At the moment it is my impression that the Back Garden in Spring Thing may not be 100% open to this(?) but perhaps the rules could be loosened next year so that significantly changed or improved games (according to the author) can be submitted to the Back Garden without the risk of being disqualified for not being sufficiently different from an earlier game/version. If it turns out that the Back Garden drowns in small game updates (I doubt it) the rules could be tightened again the following year.
Thrilled to announce The Ca**yle G**up Capital Access Interactive Fiction Investment Trust Fund I, which will raise an initial equity round at $25M, using this money to invest in the creation of IF titles designed to do well at IFComp, from which a percentage royalty fee, based on a proprietary credit rating assigned based on an author’s Expected Placement Value (e.g. AAAmanda might pay out at a 6% cap rate but CC high-yield authors like Kaemi will pay out at a 68% cap rate), will be taken from IFComp proceeds and used to reinvest in other authors, until the fund date closes and we’ve won several IFComps and made billions.

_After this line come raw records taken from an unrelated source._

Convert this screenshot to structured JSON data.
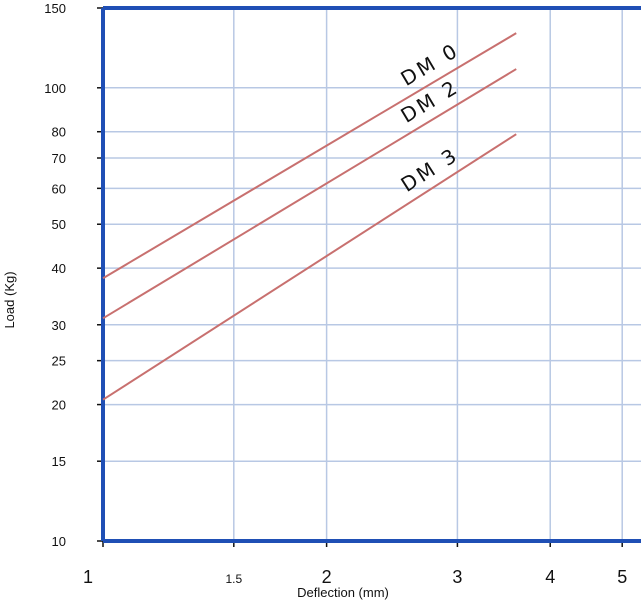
{
  "chart_data": {
    "type": "line",
    "title": "",
    "xlabel": "Deflection (mm)",
    "ylabel": "Load (Kg)",
    "x_scale": "log",
    "y_scale": "log",
    "xlim": [
      1,
      5.3
    ],
    "ylim": [
      10,
      150
    ],
    "grid": true,
    "legend": "labels-on-lines",
    "x_ticks": [
      {
        "value": 1,
        "label": "1",
        "major": true
      },
      {
        "value": 1.5,
        "label": "1.5",
        "major": false
      },
      {
        "value": 2,
        "label": "2",
        "major": true
      },
      {
        "value": 3,
        "label": "3",
        "major": true
      },
      {
        "value": 4,
        "label": "4",
        "major": true
      },
      {
        "value": 5,
        "label": "5",
        "major": true
      }
    ],
    "y_ticks": [
      {
        "value": 10,
        "label": "10"
      },
      {
        "value": 15,
        "label": "15"
      },
      {
        "value": 20,
        "label": "20"
      },
      {
        "value": 25,
        "label": "25"
      },
      {
        "value": 30,
        "label": "30"
      },
      {
        "value": 40,
        "label": "40"
      },
      {
        "value": 50,
        "label": "50"
      },
      {
        "value": 60,
        "label": "60"
      },
      {
        "value": 70,
        "label": "70"
      },
      {
        "value": 80,
        "label": "80"
      },
      {
        "value": 100,
        "label": "100"
      },
      {
        "value": 150,
        "label": "150"
      }
    ],
    "series": [
      {
        "name": "DM 0",
        "x": [
          1,
          3.6
        ],
        "y": [
          38,
          132
        ]
      },
      {
        "name": "DM 2",
        "x": [
          1,
          3.6
        ],
        "y": [
          31,
          110
        ]
      },
      {
        "name": "DM 3",
        "x": [
          1,
          3.6
        ],
        "y": [
          20.5,
          79
        ]
      }
    ],
    "colors": {
      "frame": "#1f4fb5",
      "grid": "#b8c8e4",
      "line": "#c8706f",
      "text": "#111111"
    }
  }
}
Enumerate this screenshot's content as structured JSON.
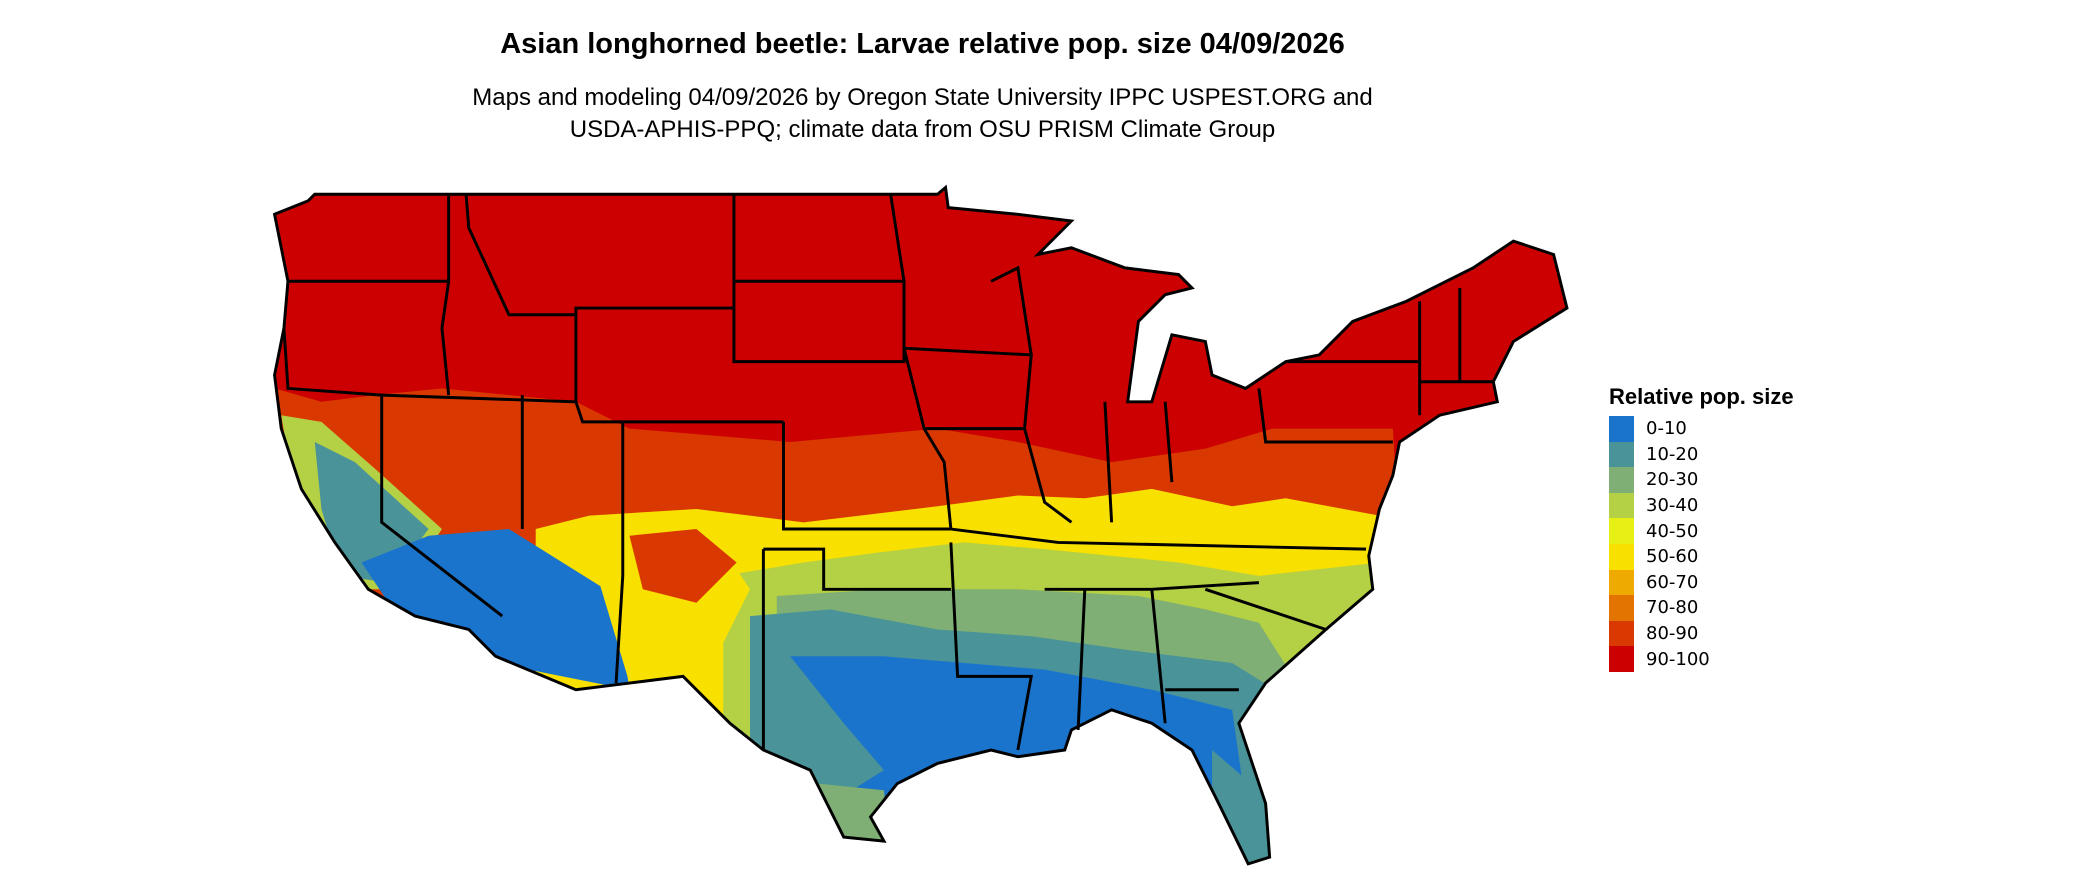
{
  "title": "Asian longhorned beetle: Larvae relative pop. size 04/09/2026",
  "subtitle_lines": [
    "Maps and modeling 04/09/2026 by Oregon State University IPPC USPEST.ORG and",
    "USDA-APHIS-PPQ; climate data from OSU PRISM Climate Group"
  ],
  "legend": {
    "title": "Relative pop. size",
    "items": [
      {
        "label": "0-10",
        "color": "#1a74cc"
      },
      {
        "label": "10-20",
        "color": "#4a9398"
      },
      {
        "label": "20-30",
        "color": "#7faf74"
      },
      {
        "label": "30-40",
        "color": "#b4d044"
      },
      {
        "label": "40-50",
        "color": "#e6f014"
      },
      {
        "label": "50-60",
        "color": "#f8e000"
      },
      {
        "label": "60-70",
        "color": "#eeaa00"
      },
      {
        "label": "70-80",
        "color": "#e37400"
      },
      {
        "label": "80-90",
        "color": "#d93800"
      },
      {
        "label": "90-100",
        "color": "#cc0000"
      }
    ]
  }
}
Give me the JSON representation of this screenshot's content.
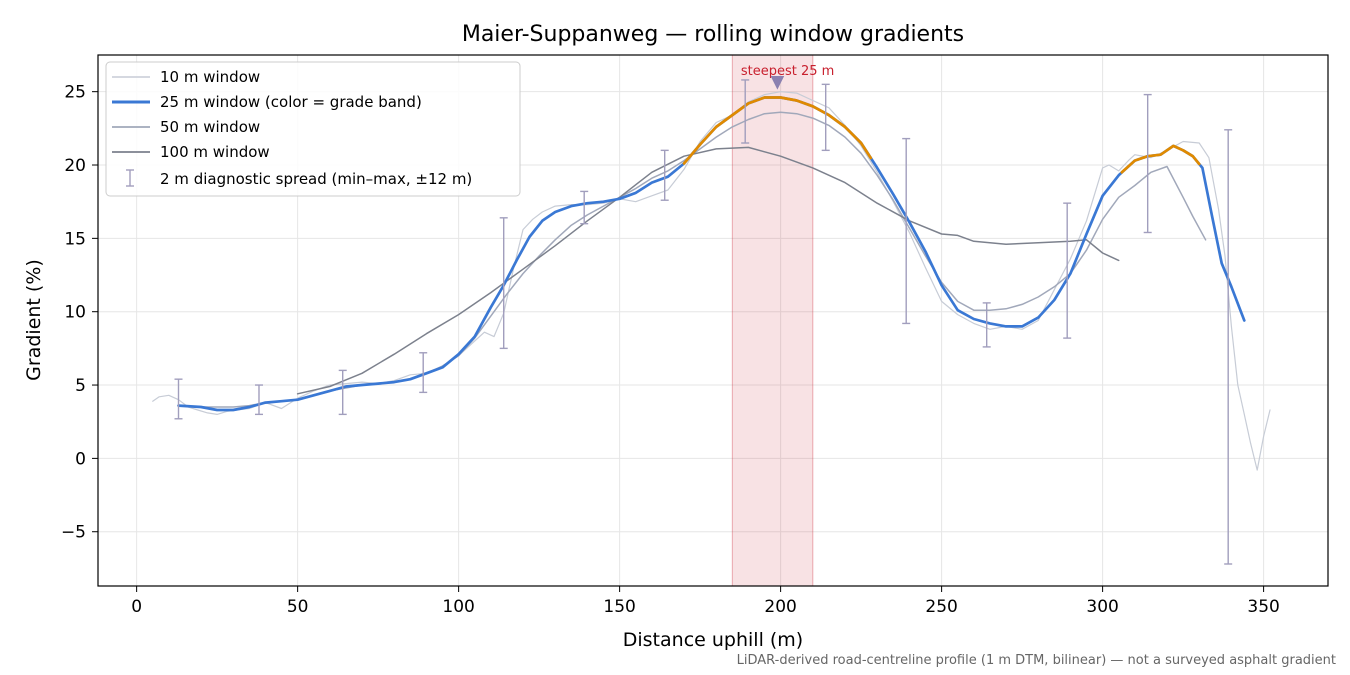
{
  "chart_data": {
    "type": "line",
    "title": "Maier-Suppanweg — rolling window gradients",
    "xlabel": "Distance uphill (m)",
    "ylabel": "Gradient (%)",
    "xlim": [
      -12,
      370
    ],
    "ylim": [
      -8.7,
      27.5
    ],
    "x_ticks": [
      0,
      50,
      100,
      150,
      200,
      250,
      300,
      350
    ],
    "y_ticks": [
      -5,
      0,
      5,
      10,
      15,
      20,
      25
    ],
    "grid": true,
    "legend_position": "upper-left",
    "footnote": "LiDAR-derived road-centreline profile (1 m DTM, bilinear) — not a surveyed asphalt gradient",
    "band_colors": {
      "moderate": "#3a78d4",
      "steep": "#e08a00"
    },
    "steepest": {
      "x_start": 185,
      "x_end": 210,
      "peak_x": 199,
      "peak_y": 24.6,
      "label": "steepest 25 m",
      "color": "#c8202e"
    },
    "series": [
      {
        "name": "10 m window",
        "color": "#c7ccd6",
        "width": 1.2,
        "x": [
          5,
          7,
          10,
          13,
          16,
          19,
          22,
          25,
          28,
          31,
          35,
          40,
          45,
          50,
          55,
          60,
          65,
          70,
          75,
          80,
          85,
          90,
          95,
          100,
          105,
          108,
          111,
          114,
          117,
          120,
          123,
          126,
          130,
          135,
          140,
          145,
          150,
          155,
          160,
          165,
          170,
          175,
          180,
          185,
          190,
          195,
          200,
          205,
          210,
          215,
          220,
          225,
          230,
          235,
          240,
          245,
          250,
          255,
          260,
          265,
          270,
          275,
          280,
          285,
          290,
          295,
          300,
          302,
          305,
          308,
          310,
          315,
          320,
          325,
          330,
          333,
          336,
          338,
          340,
          342,
          344,
          346,
          348,
          350,
          352
        ],
        "y": [
          3.9,
          4.2,
          4.3,
          4.0,
          3.5,
          3.3,
          3.1,
          3.0,
          3.2,
          3.3,
          3.4,
          3.8,
          3.4,
          4.1,
          4.6,
          5.0,
          5.1,
          5.2,
          5.1,
          5.3,
          5.7,
          5.8,
          6.3,
          7.0,
          8.0,
          8.6,
          8.3,
          9.9,
          12.9,
          15.6,
          16.3,
          16.8,
          17.2,
          17.3,
          17.3,
          17.4,
          17.7,
          17.5,
          17.9,
          18.3,
          19.7,
          21.6,
          22.9,
          23.4,
          24.3,
          24.8,
          25.0,
          24.9,
          24.4,
          23.9,
          22.7,
          21.3,
          19.5,
          17.5,
          15.4,
          13.0,
          10.7,
          9.8,
          9.2,
          8.8,
          9.0,
          8.8,
          9.4,
          11.5,
          13.6,
          16.2,
          19.8,
          20.0,
          19.6,
          20.3,
          20.7,
          20.5,
          21.0,
          21.6,
          21.5,
          20.5,
          17.0,
          13.8,
          9.0,
          5.0,
          3.0,
          1.0,
          -0.8,
          1.5,
          3.3
        ]
      },
      {
        "name": "25 m window",
        "color": "#3a78d4",
        "width": 2.7,
        "x": [
          13,
          20,
          25,
          30,
          35,
          40,
          45,
          50,
          55,
          60,
          65,
          70,
          75,
          80,
          85,
          90,
          95,
          100,
          105,
          110,
          114,
          118,
          122,
          126,
          130,
          135,
          140,
          145,
          150,
          155,
          160,
          165,
          170,
          175,
          180,
          185,
          190,
          195,
          200,
          205,
          210,
          215,
          220,
          225,
          230,
          235,
          240,
          245,
          250,
          255,
          260,
          265,
          270,
          275,
          280,
          285,
          290,
          295,
          300,
          305,
          310,
          314,
          318,
          322,
          325,
          328,
          331,
          334,
          337,
          340,
          344
        ],
        "y": [
          3.6,
          3.5,
          3.3,
          3.3,
          3.5,
          3.8,
          3.9,
          4.0,
          4.3,
          4.6,
          4.9,
          5.0,
          5.1,
          5.2,
          5.4,
          5.8,
          6.2,
          7.1,
          8.3,
          10.3,
          11.8,
          13.5,
          15.1,
          16.2,
          16.8,
          17.2,
          17.4,
          17.5,
          17.7,
          18.1,
          18.8,
          19.2,
          20.1,
          21.4,
          22.6,
          23.4,
          24.2,
          24.6,
          24.6,
          24.4,
          24.0,
          23.4,
          22.6,
          21.5,
          19.8,
          18.0,
          16.1,
          14.1,
          11.8,
          10.1,
          9.5,
          9.2,
          9.0,
          9.0,
          9.6,
          10.8,
          12.6,
          15.3,
          17.9,
          19.3,
          20.3,
          20.6,
          20.7,
          21.3,
          21.0,
          20.6,
          19.8,
          16.5,
          13.3,
          11.7,
          9.4
        ],
        "steep_segments": [
          [
            170,
            228
          ],
          [
            306,
            330
          ]
        ]
      },
      {
        "name": "50 m window",
        "color": "#a1a8ba",
        "width": 1.5,
        "x": [
          13,
          20,
          25,
          30,
          35,
          40,
          45,
          50,
          55,
          60,
          65,
          70,
          75,
          80,
          85,
          90,
          95,
          100,
          105,
          110,
          115,
          120,
          125,
          130,
          135,
          140,
          145,
          150,
          155,
          160,
          165,
          170,
          175,
          180,
          185,
          190,
          195,
          200,
          205,
          210,
          215,
          220,
          225,
          230,
          235,
          240,
          245,
          250,
          255,
          260,
          265,
          270,
          275,
          280,
          285,
          290,
          295,
          300,
          305,
          310,
          315,
          320,
          325,
          328,
          332
        ],
        "y": [
          3.6,
          3.5,
          3.5,
          3.5,
          3.6,
          3.8,
          3.9,
          4.0,
          4.3,
          4.6,
          4.8,
          5.0,
          5.1,
          5.2,
          5.4,
          5.8,
          6.3,
          7.0,
          8.2,
          9.7,
          11.2,
          12.6,
          13.8,
          14.9,
          15.9,
          16.6,
          17.2,
          17.8,
          18.4,
          19.1,
          19.6,
          20.3,
          21.1,
          21.9,
          22.6,
          23.1,
          23.5,
          23.6,
          23.5,
          23.2,
          22.7,
          21.9,
          20.8,
          19.3,
          17.6,
          15.7,
          13.8,
          12.0,
          10.7,
          10.1,
          10.1,
          10.2,
          10.5,
          11.0,
          11.7,
          12.6,
          14.2,
          16.3,
          17.8,
          18.6,
          19.5,
          19.9,
          17.8,
          16.5,
          14.9
        ]
      },
      {
        "name": "100 m window",
        "color": "#7c818d",
        "width": 1.5,
        "x": [
          50,
          60,
          70,
          80,
          90,
          100,
          110,
          120,
          130,
          140,
          150,
          160,
          170,
          180,
          190,
          200,
          210,
          220,
          230,
          240,
          250,
          255,
          260,
          270,
          280,
          290,
          295,
          300,
          305
        ],
        "y": [
          4.4,
          4.9,
          5.8,
          7.1,
          8.5,
          9.8,
          11.3,
          12.9,
          14.5,
          16.2,
          17.8,
          19.5,
          20.6,
          21.1,
          21.2,
          20.6,
          19.8,
          18.8,
          17.4,
          16.2,
          15.3,
          15.2,
          14.8,
          14.6,
          14.7,
          14.8,
          14.9,
          14.0,
          13.5
        ]
      }
    ],
    "diagnostic_spread": {
      "name": "2 m diagnostic spread (min–max, ±12 m)",
      "color": "#a19ebd",
      "points": [
        {
          "x": 13,
          "lo": 2.7,
          "hi": 5.4
        },
        {
          "x": 38,
          "lo": 3.0,
          "hi": 5.0
        },
        {
          "x": 64,
          "lo": 3.0,
          "hi": 6.0
        },
        {
          "x": 89,
          "lo": 4.5,
          "hi": 7.2
        },
        {
          "x": 114,
          "lo": 7.5,
          "hi": 16.4
        },
        {
          "x": 139,
          "lo": 16.0,
          "hi": 18.2
        },
        {
          "x": 164,
          "lo": 17.6,
          "hi": 21.0
        },
        {
          "x": 189,
          "lo": 21.5,
          "hi": 25.8
        },
        {
          "x": 214,
          "lo": 21.0,
          "hi": 25.5
        },
        {
          "x": 239,
          "lo": 9.2,
          "hi": 21.8
        },
        {
          "x": 264,
          "lo": 7.6,
          "hi": 10.6
        },
        {
          "x": 289,
          "lo": 8.2,
          "hi": 17.4
        },
        {
          "x": 314,
          "lo": 15.4,
          "hi": 24.8
        },
        {
          "x": 339,
          "lo": -7.2,
          "hi": 22.4
        }
      ]
    },
    "legend_labels": {
      "s10": "10 m window",
      "s25": "25 m window (color = grade band)",
      "s50": "50 m window",
      "s100": "100 m window",
      "spread": "2 m diagnostic spread (min–max, ±12 m)"
    }
  }
}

Tsk. You’re thinking too small. How will the investment company buy a superyacht, which it absolutely needs if it wants to play at the big kids’ table, on the measly returns from such an impoverished start?
Seriously, though, why shouldn’t Comps give cash prizes? And why shouldn’t people who need or just want that money take it if they’re fortunate enough to win it? I can’t think of a single reason why this is injurious to the community or the integrity of the art form. I sell art for a living (kind of, when pandemics don’t shut everything down), and I am pretty stubborn about maintaining my vision instead of making crowd-pleasers, and there’s no cognitive dissonance for me in paying my electric bill, or buying something frivolous, with that money.
I was trying to think of a better term, like you broke up but are on friendly terms and considering getting back together. My initial impulse was BootyComp. Or Friends with benefits Comp… no, horrible. No. I know, I’ll do better in the future.
Seriously though, Text Adventure Literacy Jam 2023 has about US$350 in cash prizes, so you should all be working on a text adventure suitable for beginners, rather than all this frivolous chit chat. You can put your winnings towards that luxury yacht.
I am beginning to realise this from my first ‘spring thing’ entry this year! (wish I had seen this sooner ) - In my defence, other ‘life’ things got in the way - but really should have asked the community for help. I also think that, from the few people who have reviewed my game, diversity is the key. We all seem to have differed ‘ideas’ of how to tackle a problem in a game and the goal is to cover as many of these bases as possible.
From my point of view, this is exactly right. I like to have a lot of testers because each one tries things in a different way (maybe one tester closes every door after they go through, one types GET instead of TAKE, one tries to examine the location itself, etc.). It makes the game a lot better to have more testers since collectively they’ll try just about anything a general player will.